Our juvenile detention homes have long ago demonstrated how by intelligent use of safety glass partitions one employee can supervise different groups in a "noisy" and a "quiet" dayroom. Should the dining room have a serving steam table it would not be difficult to have a folding partition which shuts off the serving area and frees the dining room as extra living space. Perhaps I should call attention to the fact that I have not spoken of "home-like atmosphere". This to me seems to be an unreasonable demand for most institutional situations, but certainly the plea for privacy and a degree of individuality should not be judged as unreasonable.

20  

In this connection let me make a comment on food service. I have seen some institutions where food was served in the cottage in an attractive way. Still, with 25 to 35 youngsters in the dining room this is hardly "home style". Recently I had occasion to see some new central dining rooms to which the different housing units came for their meals and where service was provided cafeteria style in attractive surroundings, on small tables seating four with freedom to choose a table regardless of one's group and with boys and girls, men and women, thus sitting together.
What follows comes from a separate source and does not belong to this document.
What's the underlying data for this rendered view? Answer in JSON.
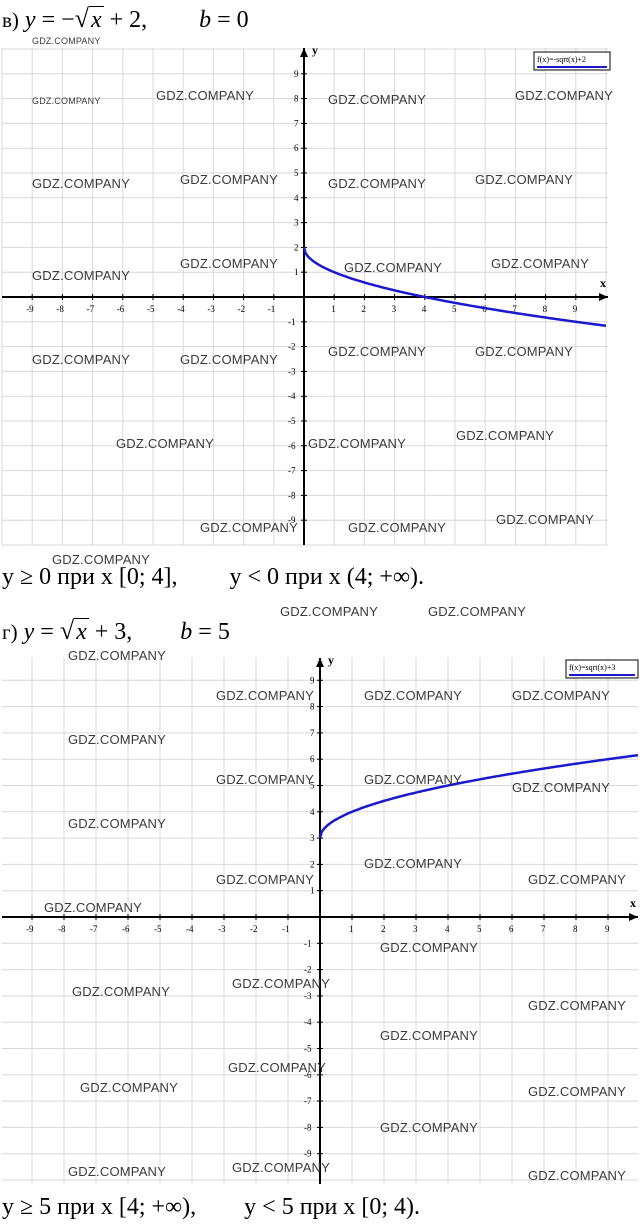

Nobody made any pretense about it being homelike but it was totally different from the old regimental institution mass feeding and similar to the situation one would meet in any cafeteria "at home". I am not saying that the one method is superior to the other: there are advantages in both, underlining that there is always room for quite different solutions of a given institutional problem. Indeed, there are institutions which use both methods -- centralized dining rooms and individual cottage feeding, as seems best suited for the type of patient.

21  

I regret that there is no time here to-day for me to relate what I have learned in my travels in Europe and the U.S.A. regarding substituting wasteful costly state hospital architecture with imaginative building methods adapted to the needs of the more severely retarded about whom we are talking here.

22  

Just a word about size of institutions. The State of Connecticut has just declared two large institutions are enough, from now on they will build smaller regional facilities, immediately adjacent to or right in a city. Other administrators feel that a large institution of 1,000 to 1,500 beds is needed to develop within the institution the full complement of professional help from all the medical specialties, psychology, education, rehabilitation, needed for a comprehensive treatment program. I personally consider 1,000 residents the absolute upper limit for anything I would wish to plan but would agree that much depends on the institutional plan of organization. What sort of an institution do we want and who should run it?

23  

At C.A.R.C.'s last convention Dr. Jack Griffin, Division General of the Canadian Mental Health Association, raised in his excellent dinner speech the question "Is Mental Retardation a Mental Health Problem?" His discussion brought out that it was certainly that, but it was also an educational problem, a problem of vocational training and rehabilitation, a neurological problem and definitely a social problem. In a similar vein let me ask here today: "What is the Mental Retardation institution? A school? A hospital? A nursing home?" The Group for Advancement of Psychiatry last year released a report insisting that what we need in the field of Mental Retardation are Psychiatric Centers for Children. This is true if one clearly understands that is but one of many types of residential care we need for the Retarded. Yet for the Group for the Advancement of Psychiatry the answer is clear and unilateral: -- the Psychiatrist is the key expert in Mental Retardation.